Overcapacity, the new conduct of business travelers, and excessive taxation are, by far, the biggest problems facing the U.S. airline industry. While airline managements have made attempts to address some of these problems, they have made it clear that, from their point of view, the biggest problem is labor. They are making that point clear to the public and the politicians. This connects two pieces of the puzzle as far as airline management is concerned. The first piece is, "The industry is in turmoil; it’s all labor’s fault." The last piece is that something must be done about it.

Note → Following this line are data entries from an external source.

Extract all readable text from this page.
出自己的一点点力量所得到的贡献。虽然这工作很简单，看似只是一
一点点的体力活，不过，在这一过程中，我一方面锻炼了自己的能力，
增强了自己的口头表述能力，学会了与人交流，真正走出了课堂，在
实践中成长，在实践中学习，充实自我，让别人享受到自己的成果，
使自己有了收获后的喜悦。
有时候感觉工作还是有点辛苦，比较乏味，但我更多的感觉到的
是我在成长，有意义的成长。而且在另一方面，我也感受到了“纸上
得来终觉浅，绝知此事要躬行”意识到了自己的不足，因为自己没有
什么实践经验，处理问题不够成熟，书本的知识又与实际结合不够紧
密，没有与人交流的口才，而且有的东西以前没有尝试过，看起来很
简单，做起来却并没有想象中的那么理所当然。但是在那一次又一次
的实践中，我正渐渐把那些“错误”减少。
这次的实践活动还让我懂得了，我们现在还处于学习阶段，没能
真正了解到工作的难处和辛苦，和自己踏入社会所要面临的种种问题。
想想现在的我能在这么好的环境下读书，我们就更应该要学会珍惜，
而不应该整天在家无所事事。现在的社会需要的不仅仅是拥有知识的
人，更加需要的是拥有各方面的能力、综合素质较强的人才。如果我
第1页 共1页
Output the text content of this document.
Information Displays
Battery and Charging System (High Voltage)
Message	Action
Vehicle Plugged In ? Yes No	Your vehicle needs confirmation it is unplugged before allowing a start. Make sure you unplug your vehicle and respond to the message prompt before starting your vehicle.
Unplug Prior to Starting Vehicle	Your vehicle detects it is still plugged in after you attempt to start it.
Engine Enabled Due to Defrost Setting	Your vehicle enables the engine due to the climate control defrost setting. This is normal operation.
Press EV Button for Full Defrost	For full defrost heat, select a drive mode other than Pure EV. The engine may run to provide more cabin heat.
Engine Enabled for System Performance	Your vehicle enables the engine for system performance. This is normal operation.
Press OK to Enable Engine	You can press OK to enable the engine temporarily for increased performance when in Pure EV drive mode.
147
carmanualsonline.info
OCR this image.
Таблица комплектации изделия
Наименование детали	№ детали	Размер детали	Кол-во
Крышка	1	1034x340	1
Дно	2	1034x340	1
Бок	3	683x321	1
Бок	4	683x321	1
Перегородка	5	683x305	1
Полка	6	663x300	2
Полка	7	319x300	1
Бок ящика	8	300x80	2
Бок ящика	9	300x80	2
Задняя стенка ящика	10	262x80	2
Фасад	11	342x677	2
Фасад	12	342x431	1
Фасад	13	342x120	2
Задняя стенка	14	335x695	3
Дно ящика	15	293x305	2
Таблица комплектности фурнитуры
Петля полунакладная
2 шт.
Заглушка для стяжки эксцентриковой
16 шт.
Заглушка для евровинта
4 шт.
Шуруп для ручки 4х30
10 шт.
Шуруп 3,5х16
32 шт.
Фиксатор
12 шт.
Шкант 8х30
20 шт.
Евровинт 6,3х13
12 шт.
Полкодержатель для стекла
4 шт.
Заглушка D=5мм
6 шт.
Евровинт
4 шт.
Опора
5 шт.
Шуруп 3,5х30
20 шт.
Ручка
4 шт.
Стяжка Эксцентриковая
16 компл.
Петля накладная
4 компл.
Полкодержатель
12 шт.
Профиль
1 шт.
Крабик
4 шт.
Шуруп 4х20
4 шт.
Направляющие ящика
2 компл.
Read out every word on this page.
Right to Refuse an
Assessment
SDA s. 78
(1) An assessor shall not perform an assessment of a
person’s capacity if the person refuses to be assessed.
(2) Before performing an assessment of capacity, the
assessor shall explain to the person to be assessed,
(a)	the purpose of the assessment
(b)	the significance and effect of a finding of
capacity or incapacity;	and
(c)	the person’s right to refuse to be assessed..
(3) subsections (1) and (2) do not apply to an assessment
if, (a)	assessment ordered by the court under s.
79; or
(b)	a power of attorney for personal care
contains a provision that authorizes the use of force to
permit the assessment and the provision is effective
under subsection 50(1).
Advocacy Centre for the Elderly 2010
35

Airline management’s current attack on labor is laying the foundation for a system that will cripple all airline labor groups. If management succeeds in convincing the public that labor must be dealt with, then the politicians will not be too far behind. Politicians want to be seen as dealing with problems, even if it means just "doing something." That "something" is the "baseball-style arbitration" bill in the Senate. This bill effectively guts the Railway Labor Act and removes any leverage a labor group has in contract negotiations. This is the final piece of the puzzle and the goal of airline management. This bill is the reason that the stakes now are higher than ever. This time management’s lament is not about achieving some temporary concessions. It’s about permanently devastating our careers and that of all airline employees. We all know that this bill must be stopped. The way to stop it is to break management’s chain of events.

Labor, especially pilots, have far more at stake in their airline than any management team. We are not the problem, nor should any solution be on our backs. We must communicate this fact loud and clear, both on a national and local level. Airline management needs to stop pointing fingers at labor and start doing some managing and leading. Management must make some hard choices on how to make our hub-and-spoke system more efficient. Management must discover how to repair a broken business model that assumes business travelers will pay three times more than leisure travelers. Management needs to stop expending money and effort in attempting to gut the Railway Labor Act and instead should maximize its resources to lead the charge to lower the level of taxation on our industry. Taking away the rights of labor is not a solution. Labor, the men and women who work in the cockpits, cabins, ramps, and gates, make our industry great and keep it running safely every day. Labor is not the problem. Labor has been, and always will be, part of the solution.

This article is adapted with permission from Delta Council 47’s The Roundup, January.